Santorum sparks controversy over Dutch euthanasia

Michael Cook
2 Mar 2012
Reproduced with Permission
MercatorNet

Although it is not widely known in the international bioethics community, Australian Rules Football is the World's Greatest Game. Without defending this thesis with the vigour it deserves for lack of space, we note that there are two ways to score: through the goal posts for a 6 point goal, or on either side, for a 1 point behind.

So when US presidential hopeful Rick Santorum described the state of euthanasia in the Netherlands on February 3 in a forum in Missouri, he failed to kick a goal. In fact, the Washington Post fact checker, who is the son of Dutch migrants and whose uncle was euthanased, disparaged his "bogus statistics" and awarded him four Pinicchios. He was ridiculed in the New York Times and on Radio Netherlands.

Intriguingly, however, the Dutch embassy declined to scold Mr Santorum for the inaccuracy of his remarks. Instead it passed on to the Times a bundle of "documents and official statistics" which purported to show that "there are no provisions of Dutch law that permit forced euthanasia".

Perhaps the embassy wanted to avoid the scrutiny of euthanasia in the Netherlands that an open confrontation with a presidential candidate would have entailed. Because it then would have become clear that the problem with official Dutch statistics is that they, too, are bogus and that the Dutch law has a lot in common with Swiss cheese. After all, more than a decade before euthanasia was legalised in 2002, in 1990, according to the Remmelink Report, there were 2,300 cases of voluntary euthanasia and 1,000 cases of non-voluntary euthanasia. Yet euthanasia was illegal.

The government itself has acknowledged that many doctors ignore the law. At one stage, the Dutch health minister resorted to pleading with doctors to report all cases of euthanasia after numbers dropped for four years in a row. The picture is further confused by the fact that there has been a hefty increase in what is called "terminal sedation". Patients are given drugs which sedate them "continuously and deeply" until death -- a kind of slow euthanasia.

Nor are all euthanasia deaths voluntary. According to the Groningen Protocol, seriously ill infants may be euthanased with their parents' consent. This is not voluntary euthanasia. Demented patients and patients with psychiatric illnesses may be euthanased, even though their consent is clearly impaired.

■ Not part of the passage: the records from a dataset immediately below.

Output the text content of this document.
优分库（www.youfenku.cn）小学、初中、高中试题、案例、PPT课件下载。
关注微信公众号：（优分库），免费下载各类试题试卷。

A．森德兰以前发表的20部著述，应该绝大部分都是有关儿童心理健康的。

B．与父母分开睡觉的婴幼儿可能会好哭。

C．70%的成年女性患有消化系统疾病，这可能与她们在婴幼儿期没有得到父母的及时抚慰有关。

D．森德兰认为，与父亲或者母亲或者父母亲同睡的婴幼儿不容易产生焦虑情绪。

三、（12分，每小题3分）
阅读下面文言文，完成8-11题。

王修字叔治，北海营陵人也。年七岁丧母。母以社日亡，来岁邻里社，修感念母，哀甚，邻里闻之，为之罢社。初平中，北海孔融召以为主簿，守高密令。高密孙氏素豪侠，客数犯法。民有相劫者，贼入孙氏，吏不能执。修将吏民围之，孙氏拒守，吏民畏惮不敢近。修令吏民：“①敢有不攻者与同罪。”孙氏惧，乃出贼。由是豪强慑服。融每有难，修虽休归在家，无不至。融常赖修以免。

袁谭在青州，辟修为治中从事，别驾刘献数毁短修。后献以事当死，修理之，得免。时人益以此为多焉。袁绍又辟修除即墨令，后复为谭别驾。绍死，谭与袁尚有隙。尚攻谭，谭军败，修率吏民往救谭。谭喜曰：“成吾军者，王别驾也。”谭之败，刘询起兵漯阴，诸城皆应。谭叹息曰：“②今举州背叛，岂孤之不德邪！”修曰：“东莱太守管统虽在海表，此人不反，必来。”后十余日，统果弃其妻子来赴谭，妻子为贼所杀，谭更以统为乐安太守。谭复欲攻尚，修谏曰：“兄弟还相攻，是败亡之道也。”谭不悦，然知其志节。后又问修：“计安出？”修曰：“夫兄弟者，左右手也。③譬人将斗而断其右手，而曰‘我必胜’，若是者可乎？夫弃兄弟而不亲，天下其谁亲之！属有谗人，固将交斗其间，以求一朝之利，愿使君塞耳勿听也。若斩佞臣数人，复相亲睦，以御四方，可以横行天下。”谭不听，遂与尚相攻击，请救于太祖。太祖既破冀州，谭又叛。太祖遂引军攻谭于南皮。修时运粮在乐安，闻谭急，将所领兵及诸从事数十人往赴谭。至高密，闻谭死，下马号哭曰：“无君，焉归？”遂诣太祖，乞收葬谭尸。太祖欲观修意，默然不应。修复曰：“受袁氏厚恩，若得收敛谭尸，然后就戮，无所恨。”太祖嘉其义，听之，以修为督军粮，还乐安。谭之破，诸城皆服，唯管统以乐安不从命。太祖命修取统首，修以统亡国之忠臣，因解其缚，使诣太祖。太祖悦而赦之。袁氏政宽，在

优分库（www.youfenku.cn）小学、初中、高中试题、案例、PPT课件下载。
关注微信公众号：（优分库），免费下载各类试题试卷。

Mr Santorum claimed that patients wear bracelets which say "don't euthanase me". This claim is hard to verify. But it is true that a "living will" means something quite different in US than it does in the Netherlands. In the US, it normally means "please withhold burdensome treatment"; in the Netherlands, a group called the Nederlandse Patiënten Vereniging (Dutch Patients' Association) feels it necessary to distribute a Levenswensverklaring, a desire-to-live statement.

So, while Mr Santorum was playing fast and loose with his facts about euthanasia in the Netherlands, he was not completely off the mark. As Australians might say, he kicked a Dutch behind.